IMA strike call may hit private OPDs today

NEW DELHI: Services at private hospitals in India are likely to be hit on Tuesday as the Indian Medical Association has called for suspending routine services for 12 hours in protest against the National Medical Commission Bill, which seeks to replace Medical Council of India with a new body. The bill is likely to be debated in Parliament on Tuesday. OPDs of private hospitals may be hit but emergency and critical services will be open, officials said.

The bill also proposes to allow alternative medicine graduates to practise allopathy after completing a “bridge course”. In response to the doctor’s strike, the Union health ministry said it has written to all Centre-run hospitals such as Safdarjung, Ram Manohar Lohia, AIIMS and Lady Hardinge Medical College, to make necessary arrangements to ensure that patient care and emergency services are run smoothly.

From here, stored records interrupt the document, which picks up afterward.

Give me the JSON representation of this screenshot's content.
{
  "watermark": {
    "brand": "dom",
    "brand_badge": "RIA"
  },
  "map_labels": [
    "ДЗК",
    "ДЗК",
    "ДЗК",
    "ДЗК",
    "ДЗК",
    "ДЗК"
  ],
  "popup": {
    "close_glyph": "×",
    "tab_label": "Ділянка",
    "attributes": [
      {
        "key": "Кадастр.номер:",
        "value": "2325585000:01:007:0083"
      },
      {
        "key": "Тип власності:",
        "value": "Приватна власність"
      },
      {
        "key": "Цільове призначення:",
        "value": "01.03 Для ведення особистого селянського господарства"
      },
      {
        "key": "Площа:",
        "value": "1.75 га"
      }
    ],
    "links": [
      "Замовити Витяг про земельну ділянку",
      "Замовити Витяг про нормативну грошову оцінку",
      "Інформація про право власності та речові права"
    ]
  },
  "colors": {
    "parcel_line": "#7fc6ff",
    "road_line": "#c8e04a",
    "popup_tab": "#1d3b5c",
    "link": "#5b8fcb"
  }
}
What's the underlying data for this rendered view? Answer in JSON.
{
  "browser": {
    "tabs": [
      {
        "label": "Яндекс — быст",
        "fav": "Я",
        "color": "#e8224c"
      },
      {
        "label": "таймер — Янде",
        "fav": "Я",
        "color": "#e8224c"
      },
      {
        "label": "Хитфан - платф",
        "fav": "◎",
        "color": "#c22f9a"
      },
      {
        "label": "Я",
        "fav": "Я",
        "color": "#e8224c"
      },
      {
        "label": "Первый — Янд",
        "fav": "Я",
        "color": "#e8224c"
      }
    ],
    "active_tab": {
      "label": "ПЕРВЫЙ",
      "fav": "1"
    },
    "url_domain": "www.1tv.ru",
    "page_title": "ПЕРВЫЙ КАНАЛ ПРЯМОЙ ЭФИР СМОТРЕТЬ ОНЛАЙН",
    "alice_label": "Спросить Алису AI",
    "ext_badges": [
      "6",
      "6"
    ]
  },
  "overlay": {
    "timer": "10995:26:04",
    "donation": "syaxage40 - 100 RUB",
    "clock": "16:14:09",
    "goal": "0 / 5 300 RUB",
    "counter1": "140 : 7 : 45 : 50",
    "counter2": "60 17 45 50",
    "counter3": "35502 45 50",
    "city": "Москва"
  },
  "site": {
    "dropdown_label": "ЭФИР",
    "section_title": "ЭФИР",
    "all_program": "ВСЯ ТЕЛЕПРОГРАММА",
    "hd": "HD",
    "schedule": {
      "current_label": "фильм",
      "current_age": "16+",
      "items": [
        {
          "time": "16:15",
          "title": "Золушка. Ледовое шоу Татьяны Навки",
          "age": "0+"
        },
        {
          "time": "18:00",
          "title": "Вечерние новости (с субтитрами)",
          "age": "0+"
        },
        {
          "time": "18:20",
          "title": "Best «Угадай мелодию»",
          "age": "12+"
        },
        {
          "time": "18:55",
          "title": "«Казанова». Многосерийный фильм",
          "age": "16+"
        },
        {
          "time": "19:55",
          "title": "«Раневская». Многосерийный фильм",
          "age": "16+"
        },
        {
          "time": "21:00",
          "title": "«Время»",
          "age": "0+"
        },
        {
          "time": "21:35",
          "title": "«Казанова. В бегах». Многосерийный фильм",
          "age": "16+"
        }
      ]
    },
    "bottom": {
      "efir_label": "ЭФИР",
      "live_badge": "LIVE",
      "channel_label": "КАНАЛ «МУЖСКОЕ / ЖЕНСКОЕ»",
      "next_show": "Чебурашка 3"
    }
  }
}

The Indian Medical Association (IMA), which has been strongly opposing the NMC bill saying it will “cripple” the functioning of medical professionals by making them completely answerable to the bureaucracy and non-medical administrators, has declared Tuesday a “Black Day”. “The NMC Bill in the present form is not acceptable. This bill is anti-poor, anti-people, non-representative, undemocratic and anti-federal in character. The IMA headquarter hereby declares closure of all routine services for 12 hours from 6am to 6pm tomorrow across the country,” newly-appointed IMA national president Dr Ravi Wankhedkar said.

Delhi Medical Association is supporting IMA’s protest and has called upon all private and corporate hospitals in the capital to keep their OPD services closed. IMA members also held a meeting with Union health minister J P Nadda and conveyed their concerns over the bill. Dr K K Aggarwal, the former president of IMA, said they have already written to Prime Minister Narendra Modi and the health minister urging them to redraft the bill and rectify some of its provisions to protect the interest of the medical practitioners.

He said the provision which allows AYUSH graduates to practise modern medicine after completing a bridge course will promote quackery. The NMC bill proposes replacing the Medical Council of India with a new body and “possibly” section 15 of the IMC Act, which says that the basic qualification to practise modern medicine is MBBS, Dr Aggarwal said.

“It (the bill) takes away the voting right of every doctor in India to elect their medical council,” he said. “The Medical Council of India is a representative body of the medical profession in India. Any registered medical practitioner in the country can contest the election and every qualified doctor can vote. Abolishing a democratic institution and replacing it with a body in which a majority is nominated by the government, is certainly a retrograde step,” Dr Aggarwal said.

He further said the draft bill, in its current form, allows private medical colleges to charge at will, nullifying whatever solace the NEET brought. Clause 49 of the bill calls for a joint sitting of the National Medical Commission, the Central Council of Homoeopathy and the Central Council of Indian Medicine at least once a year “to enhance the interface between homoeopathy, Indian systems of medicine and modern systems of medicine”.

The bill proposes constitution of four autonomous boards entrusted with conducting undergraduate and postgraduate education, assessment and rating of medical institutions and registration of practitioners under the National Medical Commission. The commission will have a government-nominated chairman and members, and the board members will be selected by a search committee under the Cabinet Secretary, it says.